Foram estes militantes que fizeram um ato inesquecível de 100 000 pessoas no Recife, ajudando Dilma a levar mais de 70% dos votos de Pernambuco, onde Marina Silva foi vitoriosa no primeiro turno e a família de Eduardo Campos apareceu na TV para pedir votos a Aécio. Essa força garantiu uma boa vitoria no Rio de Janeiro e uma vantagem decisiva em Minas. Num pleito onde cada voto era uma preciosidade, o ativismo ajudou a amenizar a derrota brutal de São Paulo.
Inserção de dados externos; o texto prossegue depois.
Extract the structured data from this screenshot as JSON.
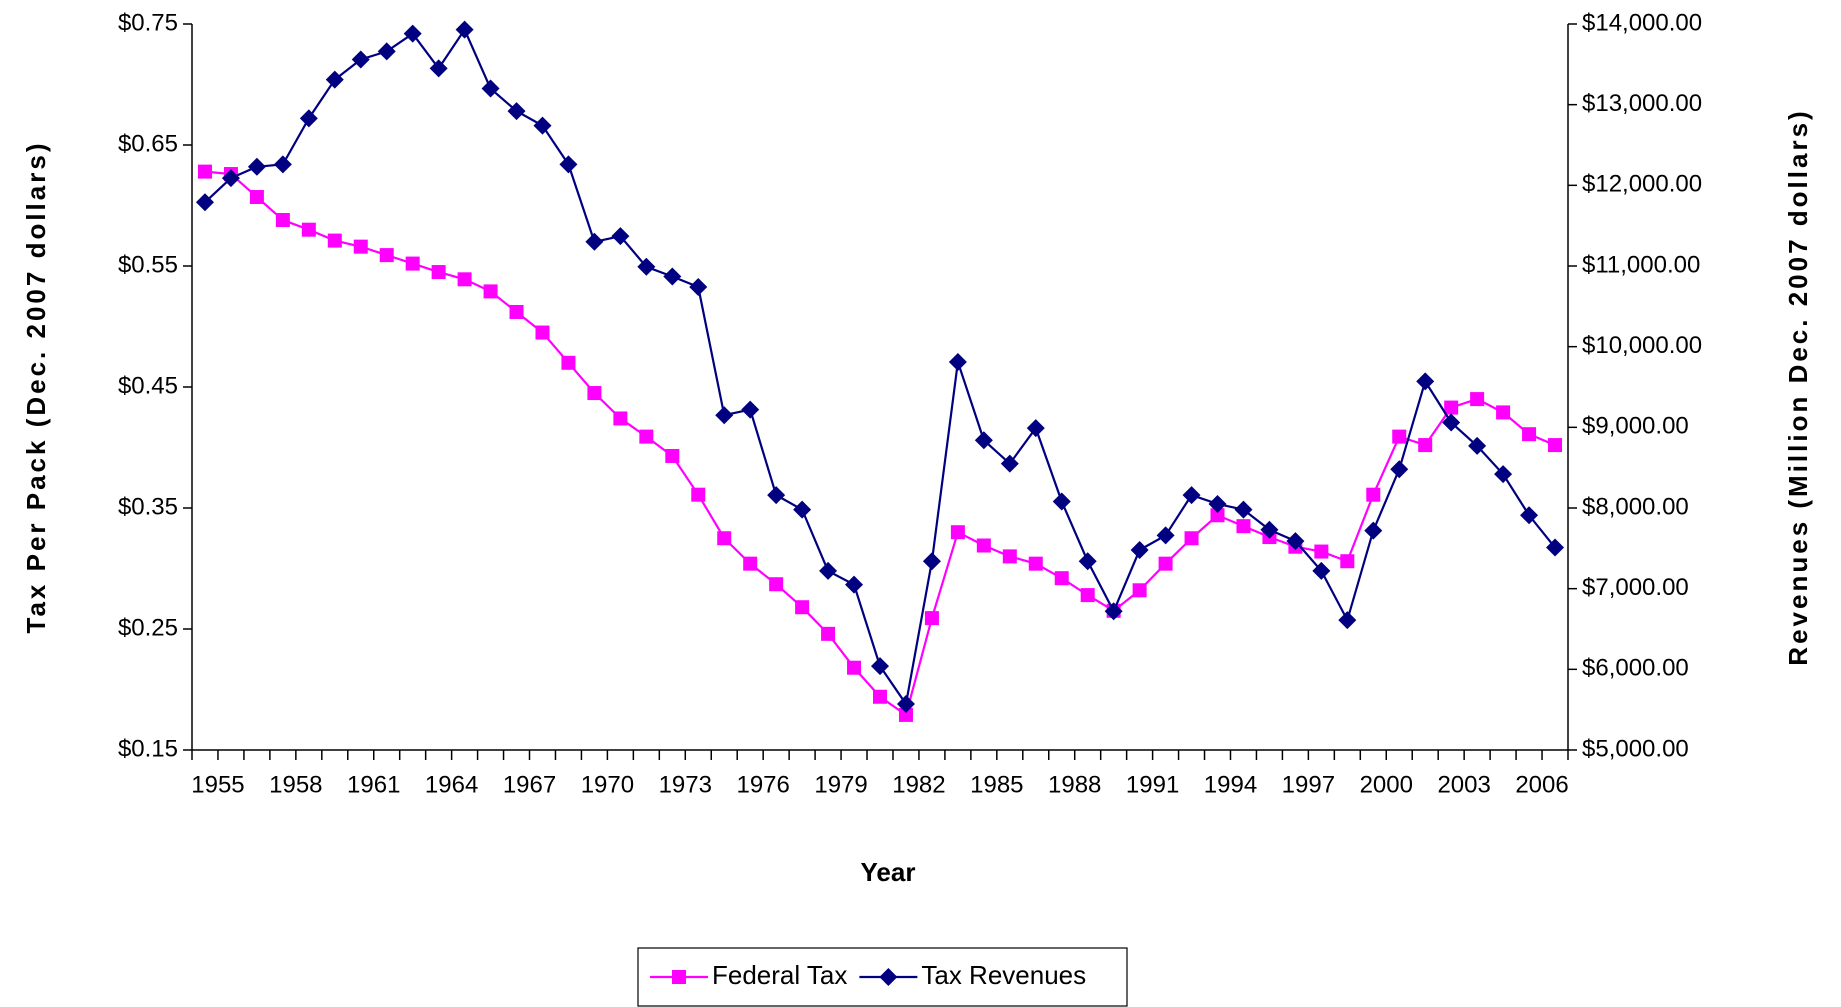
{
  "chart_data": {
    "type": "line",
    "x_label": "Year",
    "y_label": "Tax Per Pack (Dec. 2007 dollars)",
    "y2_label": "Revenues (Million Dec. 2007 dollars)",
    "categories": [
      "1955",
      null,
      null,
      "1958",
      null,
      null,
      "1961",
      null,
      null,
      "1964",
      null,
      null,
      "1967",
      null,
      null,
      "1970",
      null,
      null,
      "1973",
      null,
      null,
      "1976",
      null,
      null,
      "1979",
      null,
      null,
      "1982",
      null,
      null,
      "1985",
      null,
      null,
      "1988",
      null,
      null,
      "1991",
      null,
      null,
      "1994",
      null,
      null,
      "1997",
      null,
      null,
      "2000",
      null,
      null,
      "2003",
      null,
      null,
      "2006",
      null
    ],
    "ylim": [
      0.15,
      0.75
    ],
    "yticks": [
      {
        "value": 0.15,
        "label": "$0.15"
      },
      {
        "value": 0.25,
        "label": "$0.25"
      },
      {
        "value": 0.35,
        "label": "$0.35"
      },
      {
        "value": 0.45,
        "label": "$0.45"
      },
      {
        "value": 0.55,
        "label": "$0.55"
      },
      {
        "value": 0.65,
        "label": "$0.65"
      },
      {
        "value": 0.75,
        "label": "$0.75"
      }
    ],
    "y2lim": [
      5000,
      14000
    ],
    "y2ticks": [
      {
        "value": 5000,
        "label": "$5,000.00"
      },
      {
        "value": 6000,
        "label": "$6,000.00"
      },
      {
        "value": 7000,
        "label": "$7,000.00"
      },
      {
        "value": 8000,
        "label": "$8,000.00"
      },
      {
        "value": 9000,
        "label": "$9,000.00"
      },
      {
        "value": 10000,
        "label": "$10,000.00"
      },
      {
        "value": 11000,
        "label": "$11,000.00"
      },
      {
        "value": 12000,
        "label": "$12,000.00"
      },
      {
        "value": 13000,
        "label": "$13,000.00"
      },
      {
        "value": 14000,
        "label": "$14,000.00"
      }
    ],
    "grid": false,
    "legend": "bottom",
    "series": [
      {
        "name": "Federal Tax",
        "color": "#ff00ff",
        "marker": "square",
        "values": [
          0.628,
          0.626,
          0.607,
          0.588,
          0.58,
          0.571,
          0.566,
          0.559,
          0.552,
          0.545,
          0.539,
          0.529,
          0.512,
          0.495,
          0.47,
          0.445,
          0.424,
          0.409,
          0.393,
          0.361,
          0.325,
          0.304,
          0.287,
          0.268,
          0.246,
          0.218,
          0.194,
          0.179,
          0.259,
          0.33,
          0.319,
          0.31,
          0.304,
          0.292,
          0.278,
          0.265,
          0.282,
          0.304,
          0.325,
          0.344,
          0.335,
          0.326,
          0.318,
          0.314,
          0.306,
          0.361,
          0.409,
          0.402,
          0.433,
          0.44,
          0.429,
          0.411,
          0.402
        ]
      },
      {
        "name": "Tax Revenues",
        "color": "#000080",
        "marker": "diamond",
        "axis": "y2",
        "values": [
          11790,
          12090,
          12230,
          12260,
          12830,
          13310,
          13560,
          13660,
          13880,
          13450,
          13930,
          13200,
          12920,
          12740,
          12260,
          11300,
          11370,
          10990,
          10870,
          10740,
          9150,
          9220,
          8160,
          7980,
          7220,
          7050,
          6040,
          5570,
          7340,
          9810,
          8840,
          8550,
          8990,
          8080,
          7340,
          6720,
          7480,
          7660,
          8160,
          8050,
          7980,
          7730,
          7590,
          7220,
          6610,
          7720,
          8480,
          9570,
          9060,
          8770,
          8420,
          7910,
          7510
        ]
      }
    ]
  }
}
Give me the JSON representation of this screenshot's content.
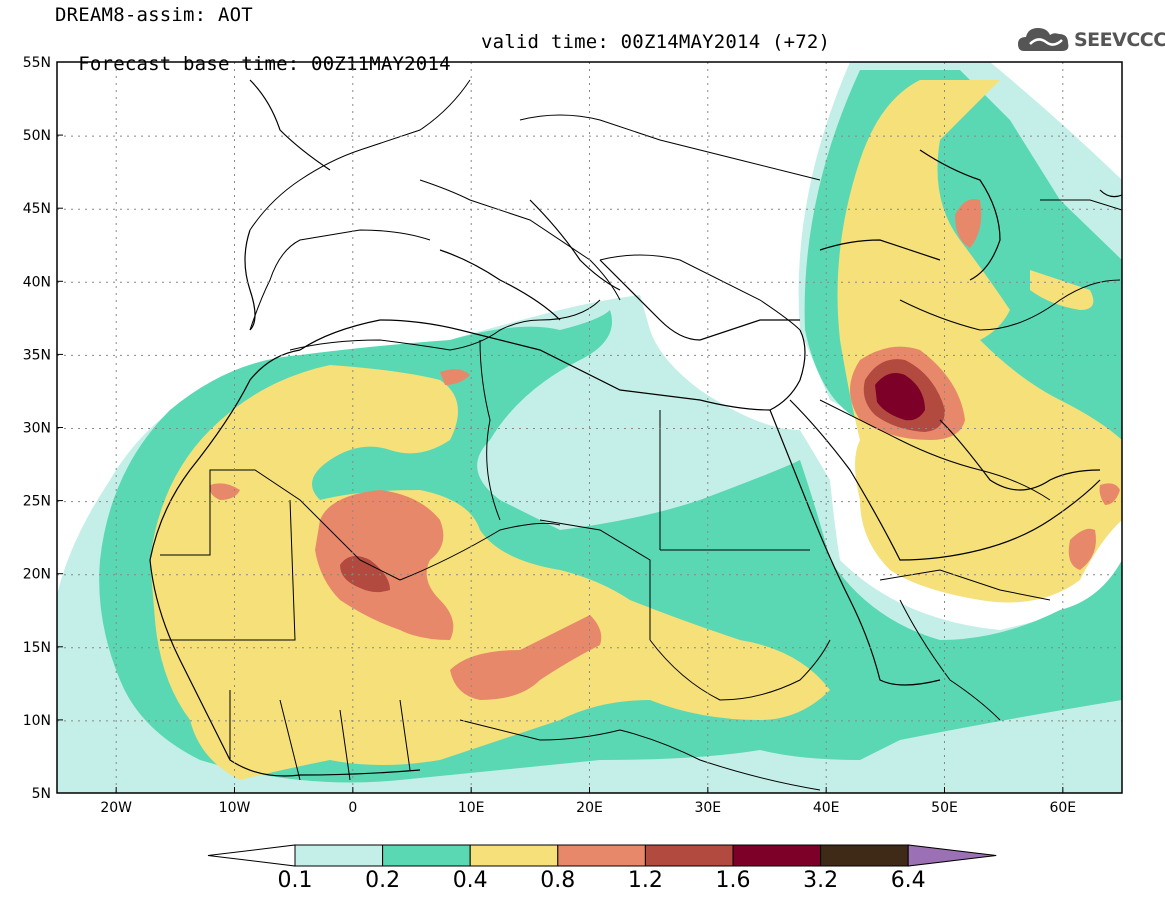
{
  "header": {
    "title": "DREAM8-assim: AOT",
    "base_time": "Forecast base time: 00Z11MAY2014",
    "valid_time": "valid time: 00Z14MAY2014 (+72)",
    "logo_text": "SEEVCCC"
  },
  "axes": {
    "lat_labels": [
      "55N",
      "50N",
      "45N",
      "40N",
      "35N",
      "30N",
      "25N",
      "20N",
      "15N",
      "10N",
      "5N"
    ],
    "lat_values": [
      55,
      50,
      45,
      40,
      35,
      30,
      25,
      20,
      15,
      10,
      5
    ],
    "lon_labels": [
      "20W",
      "10W",
      "0",
      "10E",
      "20E",
      "30E",
      "40E",
      "50E",
      "60E"
    ],
    "lon_values": [
      -20,
      -10,
      0,
      10,
      20,
      30,
      40,
      50,
      60
    ],
    "lon_range": [
      -25,
      65
    ],
    "lat_range": [
      5,
      55
    ]
  },
  "colorbar": {
    "labels": [
      "0.1",
      "0.2",
      "0.4",
      "0.8",
      "1.2",
      "1.6",
      "3.2",
      "6.4"
    ],
    "colors": [
      "#c4efe8",
      "#5ad8b3",
      "#f5e07a",
      "#e8886a",
      "#b24a40",
      "#7c0027",
      "#3f2a17"
    ],
    "under_color": "#ffffff",
    "over_color": "#9b70b4"
  },
  "colors": {
    "border": "#000000",
    "grid": "#888888"
  }
}
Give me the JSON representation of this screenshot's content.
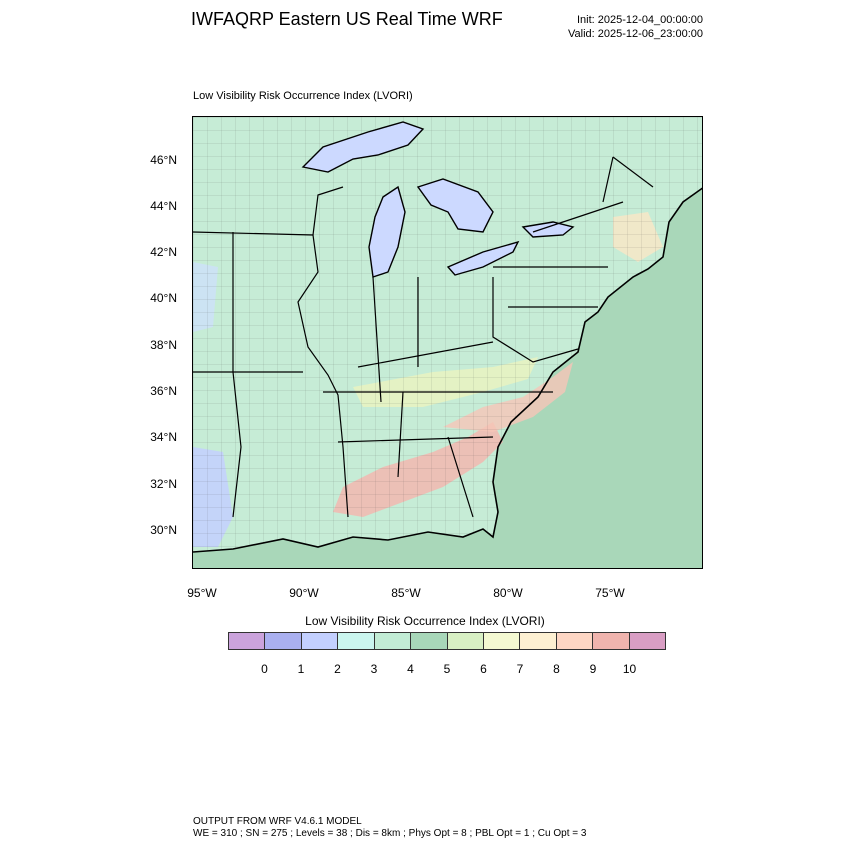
{
  "header": {
    "title": "IWFAQRP Eastern US Real Time WRF",
    "init": "Init: 2025-12-04_00:00:00",
    "valid": "Valid: 2025-12-06_23:00:00"
  },
  "map": {
    "subtitle": "Low Visibility Risk Occurrence Index   (LVORI)",
    "lat_labels": [
      "46°N",
      "44°N",
      "42°N",
      "40°N",
      "38°N",
      "36°N",
      "34°N",
      "32°N",
      "30°N"
    ],
    "lon_labels": [
      "95°W",
      "90°W",
      "85°W",
      "80°W",
      "75°W"
    ],
    "colors": {
      "ocean": "#a9d7b9",
      "lakes": "#ccd9ff",
      "land_base": "#c6ecd6",
      "high_risk": "#f2b8b0",
      "mid_risk": "#e7f3c2"
    }
  },
  "colorbar": {
    "title": "Low Visibility Risk Occurrence Index  (LVORI)",
    "colors": [
      "#cba3dc",
      "#aab0f0",
      "#c3d0ff",
      "#cbf6ef",
      "#c2ecd5",
      "#a8d7b9",
      "#d8f0c4",
      "#f4f9d2",
      "#fdf0d2",
      "#fdd6c4",
      "#f0b4ae",
      "#d99ec4"
    ],
    "labels": [
      "0",
      "1",
      "2",
      "3",
      "4",
      "5",
      "6",
      "7",
      "8",
      "9",
      "10"
    ]
  },
  "footer": {
    "line1": "OUTPUT FROM WRF V4.6.1 MODEL",
    "line2": "WE = 310 ; SN = 275 ; Levels = 38 ; Dis = 8km ; Phys Opt = 8 ; PBL Opt = 1 ; Cu Opt = 3"
  }
}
Atraiu a juventude da periferia que foi aplaudir Dilma em Itaquera, dias antes do pleito — e também participou do ato na PUC, e de diversas manifestações com batuque, palavras de ordem e cerveja na Praça Roosevelt, inclusive na véspera da votação.

Essa situação Ipode-se ver naquela noite sofrida em que se contabilizaram os votos. Com ajuda de um teleprompter, Dilma leu aquele que deve ter sido o mais bem acabado discurso em mais de 50 anos de vida pública — inclusive o tempo em que pertencia a Var Palmares — perante uma platéia numerosa, apertada, comprimida, mas feliz, atenta a cada palavra e cada silêncio do pronunciamento da presidente. No momento em que a presidente-candidata fez uma pausa antes de enumerar as prioridades do segundo mandato, um militante sentado nas primeiras fileiras de cadeira, molhado pela chuva que caía sobre Brasília naquela hora, camisa vermelha, tronco enrolado numa bandeira do Brasil, soltou um berro: “Reforma Politica!”, antecipando, exatamente, aquilo que a presidente iria dizer.

A plateia também encheu o peito e ergueu os punhos para cobrar a regulamentação dos meios de comunicação. Se essa reivindicação adquiriu importancia cada vez maior nos últimos anos, ganhou urgência redobrada depois que dois dias antes da votação Veja deu curso a um golpe midiático que nada tinha a ver com jornalismo e não passava de uma operação política destinada a prejudicar Dilma e ajudar a vitória de Aécio Neves de qualquer maneira, acendendo uma nova onda anti-PT que a presidente fora capaz de estancar nos últimos debates.

Na festa da vitória, os militantes olhavam desconfiados para quem, em outros pontos da plateia, não acompanhava o coro de palavras-de-ordem como “o povo não é bobo, abaixo a rede Globo.”

Na nova conjuntura política, iniciada com a confirmação da vitória de Dilma, a oposição procura incluir novos pontos em debate. Interessada em fazer o governo retornar a uma posição defensiva, sobre uma pressão semelhante a do período anterior, quando se enxergava o fim do governo Dilma e do PT como uma possibilidade concreta e próxima, tenta-se construir a visão de um país “dividido”, no qual a presidente teria autoridade apenas sobre uma parcela de cidadãos — aqueles que lhe deram seu voto — mas não sobre o conjunto da nação, que foi as urnas no domingo. Caso essa visão visse a prevalecer na vida prática, Dilma teria de ignorar os compromissos de campanha e submeter sua autoridade — nova em folha — às conveniências e opções de seus adversários, como se petistas e tucanos tivessem resolvido formar um governo de coalizão após uma das disputas eleitorais mais quentes de nossa história recente.

Este argumento parece sob medida para inviabilizar pela raiz certas iniciativas da presidente, como o plebiscito para reforma política, caminho indispensável para abrir caminho para qualquer mudança que irá atingir os interesses econômicos que alugam o poder de Estado a seus interesses — e pagam políticos aliados para fazer o serviço. O plebiscito já começa a ser definidas como “bolivarianismo”, noção típica de quem não desistiu de pensar o Brasil como uma versão só um pouco mais sofisticada do que a Venezuela e os governos do PT como caricaturas de Hugo Chávez.

A vitória por uma diferença magra chegou a assustar o PT. Personagens graúdos até imaginaram o pior. Mas depois do domingo, aquela força social que parecia sem orientação e sem grande motivação durante muitos anos havia recuperado a própria identidade e tinha muita clareza sobre aonde quer chegar — e essa é uma das boas novidades da vitória.